Raw measurement for each repeat and each command launched will be written in working_directory/benchmark/ :

#RAPPAS ancestral reconstruction
benchmarks/0_red0.99_arRAXMLNG_ansrec_benchmark.tsv
#RAPPAS DB build
benchmarks/0_k8_o2.0_red0.99_arRAXMLNG_rappas-dbbuild_benchmark.tsv
#RAPPAS placement
benchmarks/0_length0_k8_o2.0_red0.99_arRAXMLNG_rappas-placement_benchmark.tsv

#Reads alignments prior to placement
benchmarks/0_length0_hmmer-align_benchmark.tsv
#EPA-ng placement
benchmarks/0_length0_g0.99999_epang-h1-placement_benchmark.tsv
[...]

Means of repeats are then computed and reported in the file resources.tsv. It contains the following columns:

column description
s CPU seconds
h.m.s wall clock hour.minute.seconds
max_rss Peek of total memory actually held in RAM for a process. RSS can be misleading, because it reports the total all of the shared libraries that the process uses, even though a shared library is only loaded into memory once regardless of how many processes use it.
max_vms Peek of total accessible address space of a process. This size also includes memory that may not be resident in RAM like mallocs that have been allocated but not written to. VSS is of very little use to determine real memory usage of a process.
max_uss Peek of total private memory for a process, i.e. that memory that is completely unique to that process. USS is an extremely useful number because it indicates the true incremental cost of running a particular process. When a process is killed, the USS is the total memory that is actually returned.
max_pss PSS differs from RSS in that it reports the proportional size of its shared libraries. PSS is a very useful number because when the PSS for all processes in the system are summed together, that is a good representation for the total memory usage in the system.
io_in input volume
io_out output volume
mean_load infrastructure load
repeat repeat number
operation name of the operation (rappas-db-build, rappas-placement, epa-ng ...)
all other columns Columns parameters requested in the configuration file, one per column. The structure is identical to the one described in example 1.

Resources themselves are measured via the snakemake benchmarks command. For information, we noticed that the io_in and io_out fields can be buggy (issue in Snakemake benchmarking methods?). They should be interpreted with caution.

Example 6: Faster evaluation with Likelihood-based ACcuracy evaluation (LAC)

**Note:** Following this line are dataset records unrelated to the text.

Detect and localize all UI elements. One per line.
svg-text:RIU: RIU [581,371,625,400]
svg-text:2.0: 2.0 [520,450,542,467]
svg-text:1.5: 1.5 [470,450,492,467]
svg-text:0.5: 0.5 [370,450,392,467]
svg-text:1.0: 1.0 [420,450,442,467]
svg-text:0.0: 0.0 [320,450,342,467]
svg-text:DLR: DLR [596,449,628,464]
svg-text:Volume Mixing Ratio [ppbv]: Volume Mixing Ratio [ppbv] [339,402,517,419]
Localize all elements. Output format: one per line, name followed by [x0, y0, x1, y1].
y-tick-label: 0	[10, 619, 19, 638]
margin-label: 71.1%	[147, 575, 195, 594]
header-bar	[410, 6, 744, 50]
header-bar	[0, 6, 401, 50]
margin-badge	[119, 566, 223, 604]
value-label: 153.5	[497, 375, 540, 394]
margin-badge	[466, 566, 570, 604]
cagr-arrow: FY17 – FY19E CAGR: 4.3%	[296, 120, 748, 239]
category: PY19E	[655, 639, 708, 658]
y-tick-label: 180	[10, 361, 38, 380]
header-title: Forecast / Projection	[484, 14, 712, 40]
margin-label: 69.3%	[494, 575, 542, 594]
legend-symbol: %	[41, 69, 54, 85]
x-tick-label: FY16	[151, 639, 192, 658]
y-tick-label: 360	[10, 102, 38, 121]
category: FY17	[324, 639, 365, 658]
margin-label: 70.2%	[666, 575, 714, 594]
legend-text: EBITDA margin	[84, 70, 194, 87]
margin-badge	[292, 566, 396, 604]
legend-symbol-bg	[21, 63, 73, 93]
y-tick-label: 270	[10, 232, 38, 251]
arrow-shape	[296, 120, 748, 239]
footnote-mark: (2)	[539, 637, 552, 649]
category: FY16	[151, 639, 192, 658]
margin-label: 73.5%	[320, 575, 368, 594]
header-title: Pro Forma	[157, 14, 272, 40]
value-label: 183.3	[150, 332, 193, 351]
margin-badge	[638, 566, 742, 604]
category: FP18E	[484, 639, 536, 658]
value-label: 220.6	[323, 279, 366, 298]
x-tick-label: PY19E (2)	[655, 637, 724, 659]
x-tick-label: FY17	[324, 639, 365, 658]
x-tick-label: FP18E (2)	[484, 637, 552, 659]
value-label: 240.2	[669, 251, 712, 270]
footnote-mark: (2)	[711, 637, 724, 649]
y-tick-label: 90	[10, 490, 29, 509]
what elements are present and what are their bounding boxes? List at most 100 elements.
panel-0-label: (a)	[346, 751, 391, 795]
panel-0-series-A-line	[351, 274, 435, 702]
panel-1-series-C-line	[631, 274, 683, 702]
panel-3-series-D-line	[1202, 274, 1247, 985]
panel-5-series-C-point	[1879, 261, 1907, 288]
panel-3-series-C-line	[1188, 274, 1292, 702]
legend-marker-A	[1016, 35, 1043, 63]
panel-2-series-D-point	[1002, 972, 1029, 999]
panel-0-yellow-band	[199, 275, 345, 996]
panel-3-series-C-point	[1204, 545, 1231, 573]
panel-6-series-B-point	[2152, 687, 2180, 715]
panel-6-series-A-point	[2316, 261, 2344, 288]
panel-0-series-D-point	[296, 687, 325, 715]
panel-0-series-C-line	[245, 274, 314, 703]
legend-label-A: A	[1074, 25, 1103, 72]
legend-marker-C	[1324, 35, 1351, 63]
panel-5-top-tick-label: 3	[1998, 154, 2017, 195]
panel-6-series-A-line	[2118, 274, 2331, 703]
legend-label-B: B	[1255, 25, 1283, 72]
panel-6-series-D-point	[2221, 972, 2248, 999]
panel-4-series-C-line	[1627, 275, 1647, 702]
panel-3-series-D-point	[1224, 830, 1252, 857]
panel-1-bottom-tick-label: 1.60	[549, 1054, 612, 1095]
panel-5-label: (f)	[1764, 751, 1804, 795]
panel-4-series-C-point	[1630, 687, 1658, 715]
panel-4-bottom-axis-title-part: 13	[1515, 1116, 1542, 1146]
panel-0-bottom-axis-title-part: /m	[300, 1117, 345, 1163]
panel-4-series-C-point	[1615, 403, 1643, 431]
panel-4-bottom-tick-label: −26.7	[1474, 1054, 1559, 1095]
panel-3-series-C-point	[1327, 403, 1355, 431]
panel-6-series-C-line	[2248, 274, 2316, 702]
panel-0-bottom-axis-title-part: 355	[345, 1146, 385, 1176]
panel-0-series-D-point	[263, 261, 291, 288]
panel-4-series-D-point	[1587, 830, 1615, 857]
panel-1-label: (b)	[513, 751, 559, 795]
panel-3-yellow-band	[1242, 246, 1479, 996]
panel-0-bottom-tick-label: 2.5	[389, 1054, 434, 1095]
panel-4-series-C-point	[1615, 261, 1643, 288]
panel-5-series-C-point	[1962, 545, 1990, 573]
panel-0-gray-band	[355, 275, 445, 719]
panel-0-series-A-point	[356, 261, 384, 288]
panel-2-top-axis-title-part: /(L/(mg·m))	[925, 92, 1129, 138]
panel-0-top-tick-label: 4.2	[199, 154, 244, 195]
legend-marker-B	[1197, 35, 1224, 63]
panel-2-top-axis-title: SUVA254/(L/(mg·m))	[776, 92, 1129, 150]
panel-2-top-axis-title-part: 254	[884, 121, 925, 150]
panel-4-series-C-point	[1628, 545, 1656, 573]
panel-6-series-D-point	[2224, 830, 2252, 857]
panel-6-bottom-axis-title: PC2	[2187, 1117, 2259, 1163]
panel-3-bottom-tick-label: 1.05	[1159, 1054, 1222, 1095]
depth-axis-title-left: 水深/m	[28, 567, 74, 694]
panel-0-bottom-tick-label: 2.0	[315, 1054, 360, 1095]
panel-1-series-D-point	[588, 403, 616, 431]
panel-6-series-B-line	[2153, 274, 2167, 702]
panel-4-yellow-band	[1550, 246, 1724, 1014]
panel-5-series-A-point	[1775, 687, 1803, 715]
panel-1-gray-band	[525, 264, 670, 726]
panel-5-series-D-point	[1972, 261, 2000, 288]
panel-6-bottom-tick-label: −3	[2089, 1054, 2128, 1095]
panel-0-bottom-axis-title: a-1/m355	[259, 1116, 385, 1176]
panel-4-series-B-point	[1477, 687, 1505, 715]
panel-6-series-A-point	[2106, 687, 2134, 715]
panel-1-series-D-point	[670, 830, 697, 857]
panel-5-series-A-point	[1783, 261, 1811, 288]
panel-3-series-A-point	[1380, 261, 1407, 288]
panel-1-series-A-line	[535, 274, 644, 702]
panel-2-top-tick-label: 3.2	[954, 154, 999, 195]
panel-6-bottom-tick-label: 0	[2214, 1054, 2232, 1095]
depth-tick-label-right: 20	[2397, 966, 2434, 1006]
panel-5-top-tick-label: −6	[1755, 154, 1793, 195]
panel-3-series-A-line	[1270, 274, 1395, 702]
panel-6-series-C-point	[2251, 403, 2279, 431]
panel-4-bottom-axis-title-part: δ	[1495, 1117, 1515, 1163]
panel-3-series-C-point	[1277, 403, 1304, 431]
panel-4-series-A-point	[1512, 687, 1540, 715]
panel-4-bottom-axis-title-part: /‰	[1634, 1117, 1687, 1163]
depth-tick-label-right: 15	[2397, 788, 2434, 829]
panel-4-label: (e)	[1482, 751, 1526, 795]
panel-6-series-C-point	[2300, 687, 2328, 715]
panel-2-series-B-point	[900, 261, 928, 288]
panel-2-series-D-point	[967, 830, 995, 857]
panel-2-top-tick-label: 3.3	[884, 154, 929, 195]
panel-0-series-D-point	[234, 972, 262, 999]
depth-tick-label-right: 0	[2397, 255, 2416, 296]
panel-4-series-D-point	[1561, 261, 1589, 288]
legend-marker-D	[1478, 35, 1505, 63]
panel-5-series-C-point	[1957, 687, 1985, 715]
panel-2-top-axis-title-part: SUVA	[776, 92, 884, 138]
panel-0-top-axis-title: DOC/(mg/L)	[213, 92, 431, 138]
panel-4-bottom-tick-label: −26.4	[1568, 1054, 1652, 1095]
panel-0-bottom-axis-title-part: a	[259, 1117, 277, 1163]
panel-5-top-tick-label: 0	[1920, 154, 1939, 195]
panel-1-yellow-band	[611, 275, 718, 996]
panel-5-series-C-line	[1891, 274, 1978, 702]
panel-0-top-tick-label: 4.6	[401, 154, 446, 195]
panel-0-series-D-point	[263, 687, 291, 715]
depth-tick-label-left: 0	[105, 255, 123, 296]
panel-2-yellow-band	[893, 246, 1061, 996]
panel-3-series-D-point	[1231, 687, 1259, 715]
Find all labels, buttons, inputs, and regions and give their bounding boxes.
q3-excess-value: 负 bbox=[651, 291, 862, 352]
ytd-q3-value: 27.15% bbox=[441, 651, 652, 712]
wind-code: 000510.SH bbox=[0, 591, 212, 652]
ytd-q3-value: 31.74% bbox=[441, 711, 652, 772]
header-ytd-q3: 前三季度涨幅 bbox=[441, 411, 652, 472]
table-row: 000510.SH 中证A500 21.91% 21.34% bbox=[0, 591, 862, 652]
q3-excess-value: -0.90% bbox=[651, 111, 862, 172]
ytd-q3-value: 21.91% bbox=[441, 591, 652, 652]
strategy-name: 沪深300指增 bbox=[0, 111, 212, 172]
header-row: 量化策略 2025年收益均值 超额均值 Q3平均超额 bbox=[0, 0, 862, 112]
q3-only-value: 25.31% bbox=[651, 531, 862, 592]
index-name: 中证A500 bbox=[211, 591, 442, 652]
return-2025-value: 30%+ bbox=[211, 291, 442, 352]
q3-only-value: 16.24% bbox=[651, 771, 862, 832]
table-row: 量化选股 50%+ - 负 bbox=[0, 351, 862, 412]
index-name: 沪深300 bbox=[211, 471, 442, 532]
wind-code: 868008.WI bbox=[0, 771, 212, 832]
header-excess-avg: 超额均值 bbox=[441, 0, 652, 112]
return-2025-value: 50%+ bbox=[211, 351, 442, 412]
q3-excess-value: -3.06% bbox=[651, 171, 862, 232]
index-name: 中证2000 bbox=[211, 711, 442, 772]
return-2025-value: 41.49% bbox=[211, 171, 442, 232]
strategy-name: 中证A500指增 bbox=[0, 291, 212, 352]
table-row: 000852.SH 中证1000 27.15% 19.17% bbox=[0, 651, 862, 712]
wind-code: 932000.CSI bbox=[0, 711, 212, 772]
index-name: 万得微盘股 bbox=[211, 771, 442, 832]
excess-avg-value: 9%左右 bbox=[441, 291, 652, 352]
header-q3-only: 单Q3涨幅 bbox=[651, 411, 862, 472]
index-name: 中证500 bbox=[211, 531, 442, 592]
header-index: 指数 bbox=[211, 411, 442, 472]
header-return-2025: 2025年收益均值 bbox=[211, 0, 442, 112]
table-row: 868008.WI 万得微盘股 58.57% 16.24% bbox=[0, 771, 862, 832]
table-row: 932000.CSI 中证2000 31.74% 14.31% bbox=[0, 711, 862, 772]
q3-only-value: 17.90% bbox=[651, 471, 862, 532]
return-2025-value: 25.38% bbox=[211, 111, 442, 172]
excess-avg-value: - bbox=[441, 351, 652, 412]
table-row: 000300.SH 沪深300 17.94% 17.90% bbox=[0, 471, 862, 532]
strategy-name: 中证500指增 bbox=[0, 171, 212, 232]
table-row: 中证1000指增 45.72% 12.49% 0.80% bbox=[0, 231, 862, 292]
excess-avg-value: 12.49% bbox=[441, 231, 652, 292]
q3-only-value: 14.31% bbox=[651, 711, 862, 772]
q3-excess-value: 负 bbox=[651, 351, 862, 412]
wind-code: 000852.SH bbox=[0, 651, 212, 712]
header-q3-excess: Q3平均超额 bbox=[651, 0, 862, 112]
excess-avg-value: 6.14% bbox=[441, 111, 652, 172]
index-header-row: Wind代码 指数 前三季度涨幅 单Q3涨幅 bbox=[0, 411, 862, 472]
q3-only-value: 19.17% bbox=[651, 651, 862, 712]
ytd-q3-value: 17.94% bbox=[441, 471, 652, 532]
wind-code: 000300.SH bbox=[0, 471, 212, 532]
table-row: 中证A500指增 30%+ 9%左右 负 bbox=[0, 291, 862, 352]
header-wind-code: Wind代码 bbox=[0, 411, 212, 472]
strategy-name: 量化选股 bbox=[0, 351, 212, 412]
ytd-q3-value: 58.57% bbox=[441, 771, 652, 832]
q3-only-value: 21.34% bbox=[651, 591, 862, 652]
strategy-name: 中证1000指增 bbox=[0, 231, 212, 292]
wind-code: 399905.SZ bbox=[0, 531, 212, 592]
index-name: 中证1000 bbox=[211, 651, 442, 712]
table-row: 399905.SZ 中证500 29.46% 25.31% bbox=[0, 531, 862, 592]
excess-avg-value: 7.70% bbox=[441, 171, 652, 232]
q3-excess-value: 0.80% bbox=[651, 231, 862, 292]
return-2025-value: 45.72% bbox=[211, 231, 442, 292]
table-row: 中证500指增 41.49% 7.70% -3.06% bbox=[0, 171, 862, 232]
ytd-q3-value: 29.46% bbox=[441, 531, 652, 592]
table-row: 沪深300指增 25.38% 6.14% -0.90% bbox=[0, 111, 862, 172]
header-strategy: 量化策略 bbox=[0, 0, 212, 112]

This example introduces a different procedure of testing and comparing placement algorithms. For each query sequence, it produces a modified tree by extending the original tree with the placed sequence. To create a new node in the modified tree, the best placement according to a given software, is used. Then, the overall LogLikelihood of the modified tree is calculated. Afterward, LogLikelihood values of modified trees can be used to compare different placement algorithms.

a) Run the example

After PEWO installation, from the installation directory execute commands of example/6_placement_likelihood/README.md.

b) Raw results

Node Distances measures for every query and for every tested conditions are in likelihood.csv. Below are 3 lines extracted from this file:

software ar g k length likelihood mp ms o pruning query red sb
epang 0.999 0 -39709.165 0 8f43808640b0e835dfd588c7c30a955c78cf2252-17084050
pplacer 0 -39707.929 40.0 6.0 0 8f43808640b0e835dfd588c7c30a955c78cf2252-17084050 3.0
rappas RAXMLNG 6.0 0 -39709.503 1.5 0 8f43808640b0e835dfd588c7c30a955c78cf2252-17084050 0.99

c) Summaries and plots

For every software configuration, the mean LogLikelihood of modified trees is computed. In this example, the means of 1000 LogLikelihood values are taken, which is the number of sequences in the input dataset. Mean LogLikelihood can be used to compare different software configurations and parameter values. The values are stored in the following csv files:

summary_table_LL_rappas.csv
summary_table_LL_pplacer.csv
[...]

Also, these values are plotted for visual exploration of the results:

summary_plot_LL_rappas.svg
summary_plot_LL_pplacer.svg
[...]

These plots are dynamically generated. The number of plotted values depends on the combinations and the number of parameters that were setup by the user in the PEWO config file. More informative plots exploring more parameter combinations are explored in following examples.